Des failles dans le firmware de plus de 200 cartes mères Gigabyte laissent place à des malwares invisibles
Un avertissement significatif concerne les propriétaires de cartes mères Gigabyte pour processeurs Intel des 8e à 11e générations. Quatre vulnérabilités tests, découvertes dans le firmware UEFI, pourraient permettre à des attaquants de contourner des mécanismes de sécurité essentiels avant même que le système d’exploitation ne soit chargé.
Des chercheurs de Binarly et de l’Université Carnegie Mellon ont identifié quatre failles tests dans le firmware UEFI, touchant plus de 240 modèles de cartes mères Gigabyte commercialisées entre 2017 et 2021. Ces vulnérabilités pourraient permettre aux attaquants de contourner des mécanismes de sécurité cruciaux tels que Secure Boot, avant que Windows ou tout autre système d’exploitation ne se charge.
Les défauts se trouvent dans le Mode de Gestion Système, l’environnement d’exécution le plus privilégié du processeur, chargé de gérer les tâches essentielles de bas niveau sous le système d’exploitation. Le SMM repose sur une zone de mémoire protégée conçue pour être inaccessible au code non autorisé. Cependant, en raison de défauts d’implémentation dans le firmware de Gigabyte, les attaquants capables d’obtenir des privilèges élevés – que ce soit par accès local ou exploitation distante – peuvent compromettre le SMM et finalement prendre le contrôle total du système.

Une fois l’accès administrateur obtenu, un attaquant peut installer un malware persistant capable de survivre même après la réinstallation du système d’exploitation. Ce niveau d’accès permet également de désactiver des fonctionnalités cruciales, comme Secure Boot et Intel Boot Guard. Ce faisant, les attaquants ouvrent la voie à des menaces avancées telles que les bootkits et les rootkits de firmware, qui peuvent maintenir un contrôle dédié à long terme sur un appareil tout en évitant la plupart des outils de sécurité conventionnels.

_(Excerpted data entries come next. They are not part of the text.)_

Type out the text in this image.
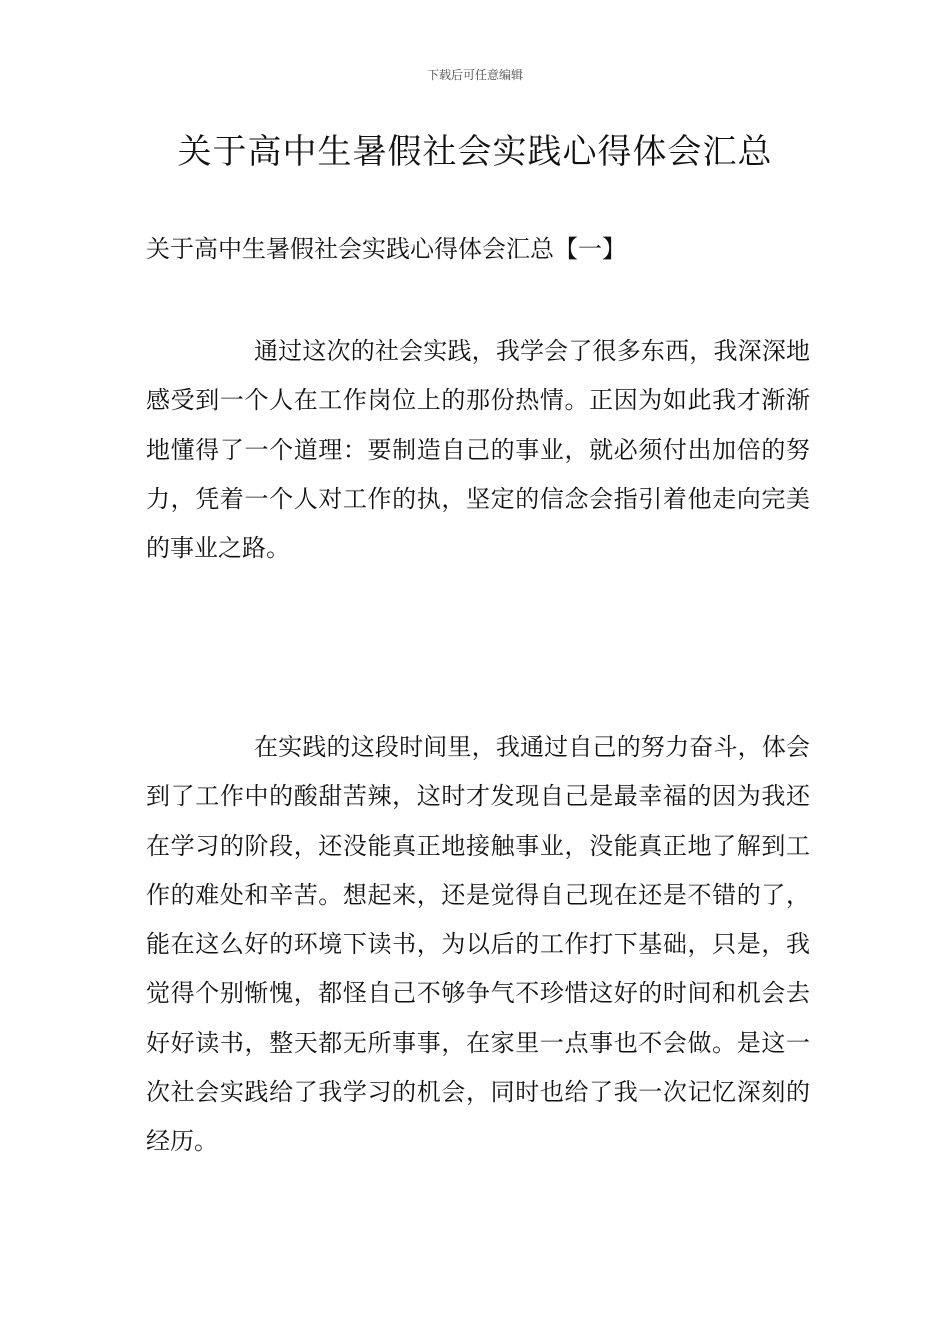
下载后可任意编辑
关于高中生暑假社会实践心得体会汇总
关于高中生暑假社会实践心得体会汇总【一】

通过这次的社会实践，我学会了很多东西，我深深地感受到一个人在工作岗位上的那份热情。正因为如此我才渐渐地懂得了一个道理：要制造自己的事业，就必须付出加倍的努力，凭着一个人对工作的执，坚定的信念会指引着他走向完美的事业之路。

在实践的这段时间里，我通过自己的努力奋斗，体会到了工作中的酸甜苦辣，这时才发现自己是最幸福的因为我还在学习的阶段，还没能真正地接触事业，没能真正地了解到工作的难处和辛苦。想起来，还是觉得自己现在还是不错的了，能在这么好的环境下读书，为以后的工作打下基础，只是，我觉得个别惭愧，都怪自己不够争气不珍惜这好的时间和机会去好好读书，整天都无所事事，在家里一点事也不会做。是这一次社会实践给了我学习的机会，同时也给了我一次记忆深刻的经历。
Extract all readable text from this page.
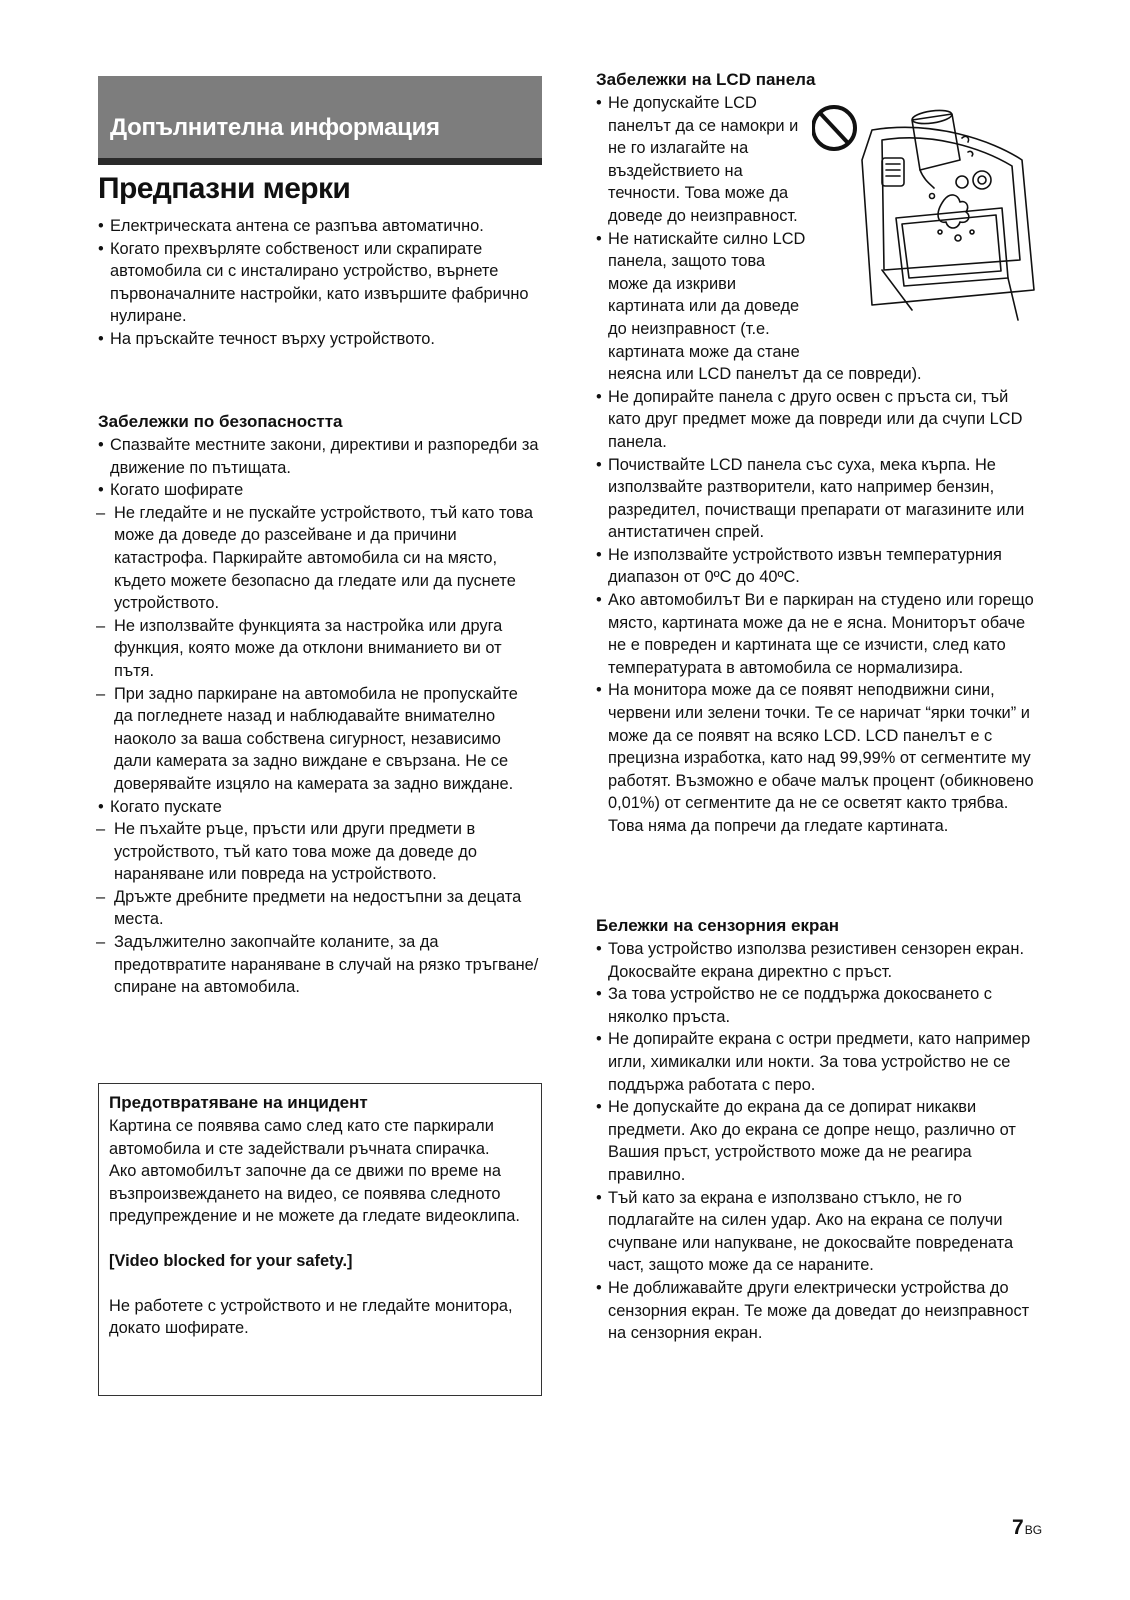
Допълнителна информация
Предпазни мерки
• Електрическата антена се разпъва автоматично.
• Когато прехвърляте собственост или скрапирате автомобила си с инсталирано устройство, върнете първоначалните настройки, като извършите фабрично нулиране.
• На пръскайте течност върху устройството.
Забележки по безопасността
• Спазвайте местните закони, директиви и разпоредби за движение по пътищата.
• Когато шофирате
– Не гледайте и не пускайте устройството, тъй като това може да доведе до разсейване и да причини катастрофа. Паркирайте автомобила си на място, където можете безопасно да гледате или да пуснете устройството.
– Не използвайте функцията за настройка или друга функция, която може да отклони вниманието ви от пътя.
– При задно паркиране на автомобила не пропускайте да погледнете назад и наблюдавайте внимателно наоколо за ваша собствена сигурност, независимо дали камерата за задно виждане е свързана. Не се доверявайте изцяло на камерата за задно виждане.
• Когато пускате
– Не пъхайте ръце, пръсти или други предмети в устройството, тъй като това може да доведе до нараняване или повреда на устройството.
– Дръжте дребните предмети на недостъпни за децата места.
– Задължително закопчайте коланите, за да предотвратите нараняване в случай на рязко тръгване/спиране на автомобила.
Предотвратяване на инцидент

Картина се появява само след като сте паркирали автомобила и сте задействали ръчната спирачка.

Ако автомобилът започне да се движи по време на възпроизвеждането на видео, се появява следното предупреждение и не можете да гледате видеоклипа.

[Video blocked for your safety.]

Не работете с устройството и не гледайте монитора, докато шофирате.

Забележки на LCD панела
• Не допускайте LCD панелът да се намокри и не го излагайте на въздействието на течности. Това може да доведе до неизправност.
• Не натискайте силно LCD панела, защото това може да изкриви картината или да доведе до неизправност (т.е. картината може да стане неясна или LCD панелът да се повреди).
• Не допирайте панела с друго освен с пръста си, тъй като друг предмет може да повреди или да счупи LCD панела.
• Почиствайте LCD панела със суха, мека кърпа. Не използвайте разтворители, като например бензин, разредител, почистващи препарати от магазините или антистатичен спрей.
• Не използвайте устройството извън температурния диапазон от 0ºC до 40ºC.
• Ако автомобилът Ви е паркиран на студено или горещо място, картината може да не е ясна. Мониторът обаче не е повреден и картината ще се изчисти, след като температурата в автомобила се нормализира.
• На монитора може да се появят неподвижни сини, червени или зелени точки. Те се наричат “ярки точки” и може да се появят на всяко LCD. LCD панелът е с прецизна изработка, като над 99,99% от сегментите му работят. Възможно е обаче малък процент (обикновено 0,01%) от сегментите да не се осветят както трябва. Това няма да попречи да гледате картината.
Бележки на сензорния екран
• Това устройство използва резистивен сензорен екран. Докосвайте екрана директно с пръст.
• За това устройство не се поддържа докосването с няколко пръста.
• Не допирайте екрана с остри предмети, като например игли, химикалки или нокти. За това устройство не се поддържа работата с перо.
• Не допускайте до екрана да се допират никакви предмети. Ако до екрана се допре нещо, различно от Вашия пръст, устройството може да не реагира правилно.
• Тъй като за екрана е използвано стъкло, не го подлагайте на силен удар. Ако на екрана се получи счупване или напукване, не докосвайте повредената част, защото може да се нараните.
• Не доближавайте други електрически устройства до сензорния екран. Те може да доведат до неизправност на сензорния екран.
7BG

American Megatrends, le fournisseur de firmware derrière une grande partie du code UEFI de Gigabyte, avait auparavant fourni des correctifs pour ces vulnérabilités par le biais de canaux confidentiels. Cependant, les mêmes défauts sont réapparus dans le firmware Gigabyte expédié avec des produits en vente. Dans de nombreux cas, les correctifs fournis par AMI n’ont pas été correctement intégrés par Gigabyte avant que le hardware concerné n’atteigne les consommateurs. Par conséquent, beaucoup de systèmes plus anciens restent exposés même après la divulgation publique de ces problèmes de sécurité.
En réponse, Gigabyte a publié une liste de produits affectés et a commencé à diffuser des mises à jour de BIOS, avec des correctifs commençant à être déployés en juin. Toutefois, une complication majeure subsiste : près de la moitié des cartes mères vulnérables ont atteint le statut de fin de vie, ce qui indique qu’elles ne reçoivent plus de mises à jour régulières ni de support. Pour ces dispositifs, Gigabyte recommande simplement de contacter un ingénieur d’application sur le terrain, une ressource généralement accessible uniquement aux clients d’entreprise, et non aux consommateurs moyens. Cela laisse de nombreux utilisateurs à domicile et petites entreprises sans solution pratique, à part le remplacement complet de leur hardware.
Gigabyte a souligné que les nouvelles plateformes de cartes mères ne sont pas touchées par ces vulnérabilités spécifiques, car elles incluent des protections améliorées au niveau du firmware. Pour les utilisateurs de systèmes plus anciens, la société conseille de visiter son site de support pour vérifier les mises à jour de firmware disponibles. Ceux qui possèdent des cartes non prises en charge seront finalement confrontés à une décision difficile : rechercher un support technique coûteux ou investir dans un PC plus récent et plus sécurisé.